Wir entfernen uns von dem Haus.
„Wir fahren jetzt aber nicht einfach wieder, oder?", fragt Joe. Ich schüttle den Kopf. „Nein. Wir rufen die Sanitäter. Sie müssen die Frau untersuchen. Wenn sie hier sind, gehen wir rein und nehmen den Mann fest.", erkläre ich.
„Dürfen wir das einfach so?"
„Wir machen es nicht einfach so. Er hat seiner Frau körperliche Gewalt zugefügt. Das erkennt man sofort."

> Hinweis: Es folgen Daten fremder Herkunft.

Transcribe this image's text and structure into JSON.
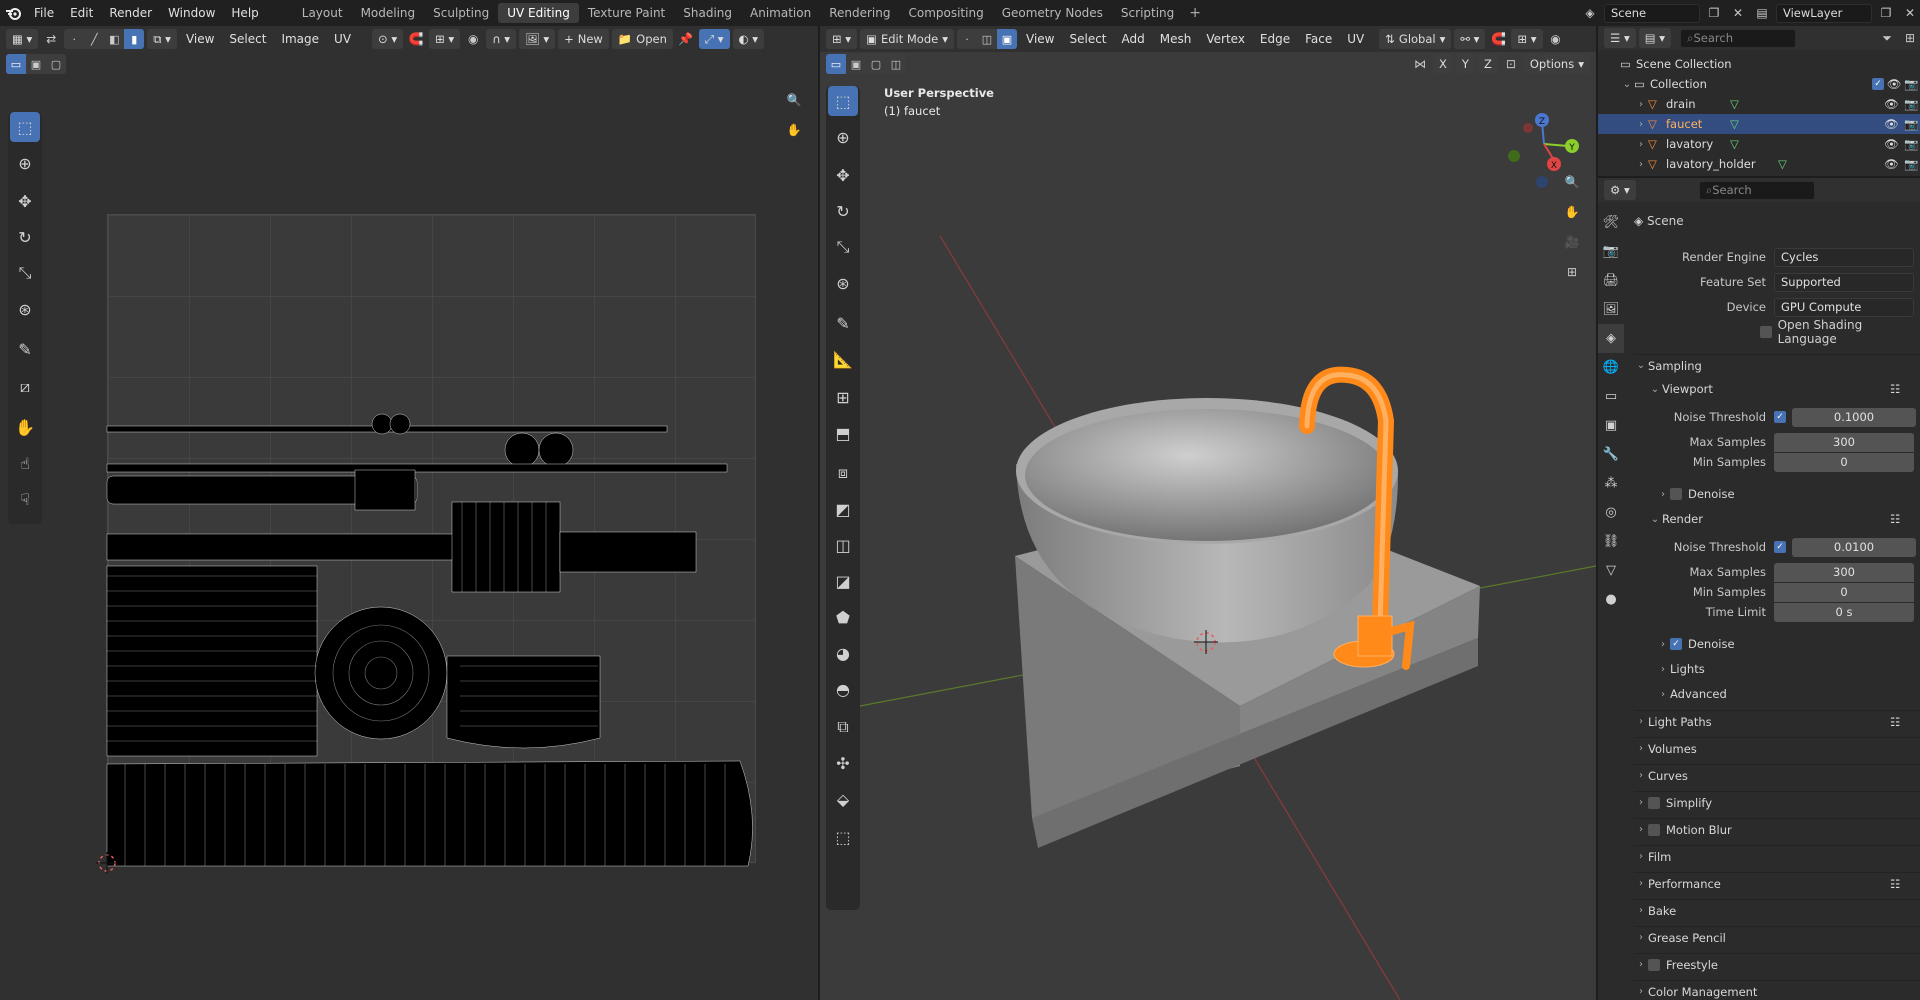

Keine fünf Minuten später trifft der Krankenwagen ein. Norah steigt aus. Gefolgt von einem Kerl, den ich beim Teambuilding kennengelernt habe.
Ich gehe zu den beiden. Der Rookie folgt mir.
„Hey.", begrüße ich in erster Linie Norah.
„Hey", gibt sie zurück, „was haben wir?"

Ein Kommunikationsproblem.

„Der Mann fügt seiner Frau häusliche Gewalt zu. Wir müssen da rein. Ihr müsst die Frau untersuchen.", fasse ich zusammen.
„Worauf wartest du dann noch?", fragt Norah. Sie sieht wieder mal unfassbar schön aus. Aber das ist jetzt gerade unwichtig. Ich klingle nochmal, der Mann öffnet nochmal.
„Sir, ich muss Sie bitten, aus dem Weg zu gehen. Ich möchte mit Ihrer Frau sprechen.", versuche ich es höflich.
Er will mir gerade die Tür vor der Nase zuschlagen, da stelle ich meinen Fuß in die Tür und packe ihn am Oberarm. Dann befördere ich ihn mit einem geschicktem Griff zu Boden. Norah läuft schnell an uns vorbei ins Haus und kümmert sich um die Frau.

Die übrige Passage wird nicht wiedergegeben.